La convention collective HCR indique que les salariés présents dans le même établissement depuis plus d’un an bénéficient en plus du 1er mai, de dix jours fériés légaux annuels.

Sur ces dix jours, six jours sont effectivement garantis : le salarié bénéficie de six jours chômés et payés, même si le salarié est en repos sur ces jours fériés ; ou compensés en temps ou indemnisés s’il a été amené à travailler.

Les quatre jours restants sont accordés selon les modalités suivantes :

  • Le jour fériés est chômé, ce chômage ne devant entraîner aucune réduction de salaire
  • Dans le cas où l’activité de l’établissement nécessite la présence du salarié, il bénéficie alors d’un jour de compensation ;
  • Le jour férié coïncidant avec un jour de repos ne donne pas lieu à compensation ou à indemnisation.

Comment sont accordés les congés payés dans la restauration ?

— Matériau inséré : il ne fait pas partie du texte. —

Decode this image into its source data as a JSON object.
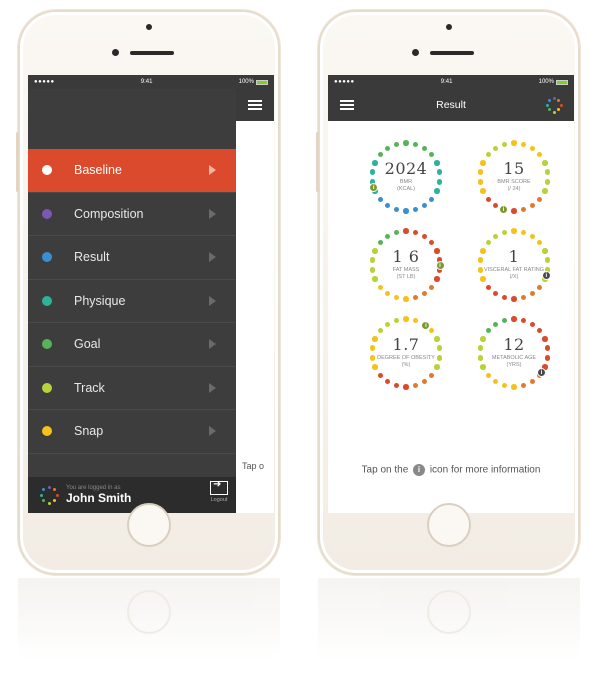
{
  "left_phone": {
    "status": {
      "signal": "●●●●● ",
      "time": "9:41",
      "battery": "100%"
    },
    "menu": [
      {
        "label": "Baseline",
        "color": "#ffffff",
        "active": true
      },
      {
        "label": "Composition",
        "color": "#7b57b6"
      },
      {
        "label": "Result",
        "color": "#3b8fd0"
      },
      {
        "label": "Physique",
        "color": "#2cb39a"
      },
      {
        "label": "Goal",
        "color": "#56b35a"
      },
      {
        "label": "Track",
        "color": "#b7d33a"
      },
      {
        "label": "Snap",
        "color": "#f5c21b"
      }
    ],
    "footer": {
      "logged_label": "You are logged in as",
      "user_name": "John Smith",
      "logout_label": "Logout"
    },
    "peek_text": "Tap o"
  },
  "right_phone": {
    "status": {
      "signal": "●●●●● ",
      "time": "9:41",
      "battery": "100%"
    },
    "title": "Result",
    "gauges": [
      {
        "value": "2024",
        "label": "BMR",
        "unit": "(kcal)",
        "level": 0.7,
        "scheme": "cool",
        "info": "green"
      },
      {
        "value": "15",
        "label": "BMR SCORE",
        "unit": "(/ 24)",
        "level": 0.55,
        "scheme": "warm",
        "info": "green"
      },
      {
        "value": "1 6",
        "label": "FAT MASS",
        "unit": "(st lb)",
        "level": 0.25,
        "scheme": "red",
        "info": "green"
      },
      {
        "value": "1",
        "label": "VISCERAL FAT RATING",
        "unit": "(/x)",
        "level": 0.3,
        "scheme": "warm",
        "info": "dark"
      },
      {
        "value": "1.7",
        "label": "DEGREE OF OBESITY",
        "unit": "(%)",
        "level": 0.1,
        "scheme": "warm",
        "info": "green"
      },
      {
        "value": "12",
        "label": "METABOLIC AGE",
        "unit": "(yrs)",
        "level": 0.35,
        "scheme": "red",
        "info": "dark"
      }
    ],
    "hint": {
      "before": "Tap on the",
      "icon": "i",
      "after": "icon for more information"
    }
  },
  "colors": {
    "active_bg": "#db4a2c",
    "menu_bg": "#3d3d3d",
    "header_bg": "#3a3a3a"
  }
}
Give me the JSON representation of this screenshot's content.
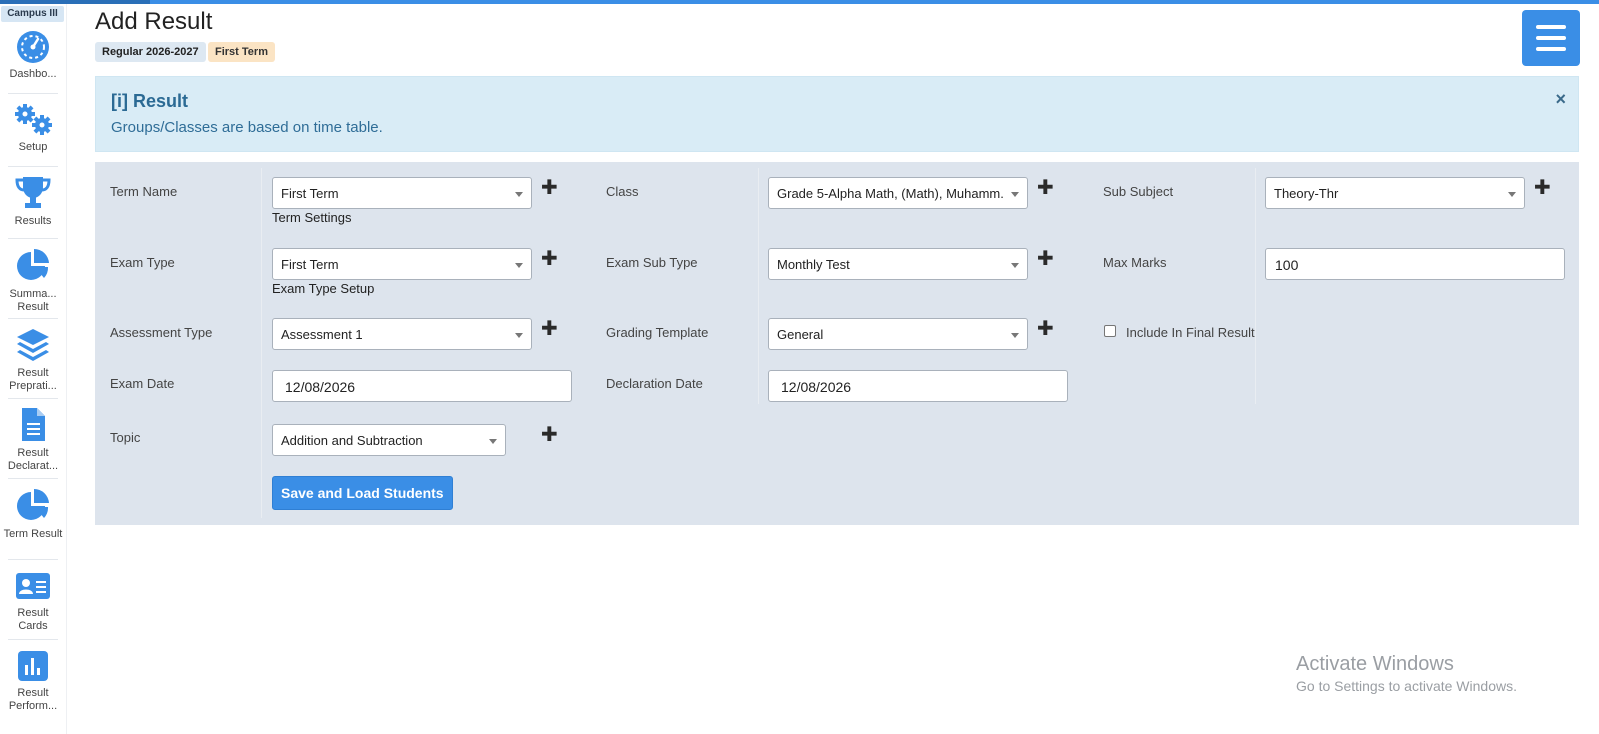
{
  "campus": "Campus III",
  "sidebar": {
    "items": [
      {
        "label": "Dashbo...",
        "icon": "speedometer-icon"
      },
      {
        "label": "Setup",
        "icon": "gears-icon"
      },
      {
        "label": "Results",
        "icon": "trophy-icon"
      },
      {
        "label": "Summa... Result",
        "icon": "pie-chart-icon"
      },
      {
        "label": "Result Preprati...",
        "icon": "layers-icon"
      },
      {
        "label": "Result Declarat...",
        "icon": "document-icon"
      },
      {
        "label": "Term Result",
        "icon": "pie-chart-icon"
      },
      {
        "label": "Result Cards",
        "icon": "id-card-icon"
      },
      {
        "label": "Result Perform...",
        "icon": "bar-chart-icon"
      }
    ]
  },
  "header": {
    "title": "Add Result",
    "session_tag": "Regular 2026-2027",
    "term_tag": "First Term"
  },
  "alert": {
    "title": "[i] Result",
    "text": "Groups/Classes are based on time table.",
    "close": "×"
  },
  "form": {
    "term_name": {
      "label": "Term Name",
      "value": "First Term",
      "link": "Term Settings"
    },
    "class": {
      "label": "Class",
      "value": "Grade 5-Alpha Math, (Math), Muhamm..."
    },
    "sub_subject": {
      "label": "Sub Subject",
      "value": "Theory-Thr"
    },
    "exam_type": {
      "label": "Exam Type",
      "value": "First Term",
      "link": "Exam Type Setup"
    },
    "exam_sub_type": {
      "label": "Exam Sub Type",
      "value": "Monthly Test"
    },
    "max_marks": {
      "label": "Max Marks",
      "value": "100"
    },
    "assessment_type": {
      "label": "Assessment Type",
      "value": "Assessment 1"
    },
    "grading_template": {
      "label": "Grading Template",
      "value": "General"
    },
    "include_final": {
      "label": "Include In Final Result",
      "checked": false
    },
    "exam_date": {
      "label": "Exam Date",
      "value": "12/08/2026"
    },
    "declaration_date": {
      "label": "Declaration Date",
      "value": "12/08/2026"
    },
    "topic": {
      "label": "Topic",
      "value": "Addition and Subtraction"
    },
    "submit_label": "Save and Load Students",
    "plus_glyph": "✚"
  },
  "watermark": {
    "line1": "Activate Windows",
    "line2": "Go to Settings to activate Windows."
  },
  "colors": {
    "accent": "#3a8ee6",
    "panel": "#dde4ed",
    "alert_bg": "#d9ecf6"
  }
}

Tout salarié employé qui justifie d’un temps de travail chez le même employeur équivalent à un mois de travail effectif a droit à 2,5 jours ouvrables de congés payés par mois de travail.

Sont assimilés à une période de travail ouvrant droit à congé payé :

  • Les repos compensateurs
  • La période d’arrêt pour accident du travail ou maladie professionnelle dans la limite d’une durée ininterrompue d’un an
  • Les congés de formation
  • Le congé maternité
  • Les congés pour événements familiaux
  • Les congés de formation économique, sociale et syndicale

La période de calcul pour le calcul des congés court du 1er juin au 31 mai de l’année suivante, quelle que soit la date d’embauche ou des dernières vacances.

L’employeur établit le tableau des départs en congés en fonction des nécessités du service, de la situation de famille, de l’ancienneté, après consultation des intéressés et des délégués du personnel. Ce tableau est affiché un mois avant le premier départ. Une fois cet affichage réalisé, les départs ne peuvent être changés sauf circonstances exceptionnelles et après consultation de l’employeur et des intéressés.

Le congé principal doit être fixé entre le 1er mai et le 31 octobre de chaque année.

Si le salarié est malade pendant son congé, il ne peut prolonger ses vacances au-delà du jour prévu pour la reprise du travail, sauf accord avec son employeur.

Quelles sont les règles relatives à la démission du salarié dans le secteur de la restauration ?

Le salarié qui souhaite démissionner doit confirmer sa démission par lettre recommandée avec accusé de réception ou lettre remise en mains propres contre décharge.

La durée de la période de préavis varie en fonction de la qualification et de l’ancienneté du salarié, comme suit :

  Moins de 6 mois 6 mois à moins de 2 ans Plus de 2 ans
Employés 8 jours 1 mois 2 mois
Maîtrise 15 jours 1 mois 2 mois
Cadres 1 mois 3 mois 3 mois

Comment procéder au licenciement d’un salarié dans le secteur de la restauration ?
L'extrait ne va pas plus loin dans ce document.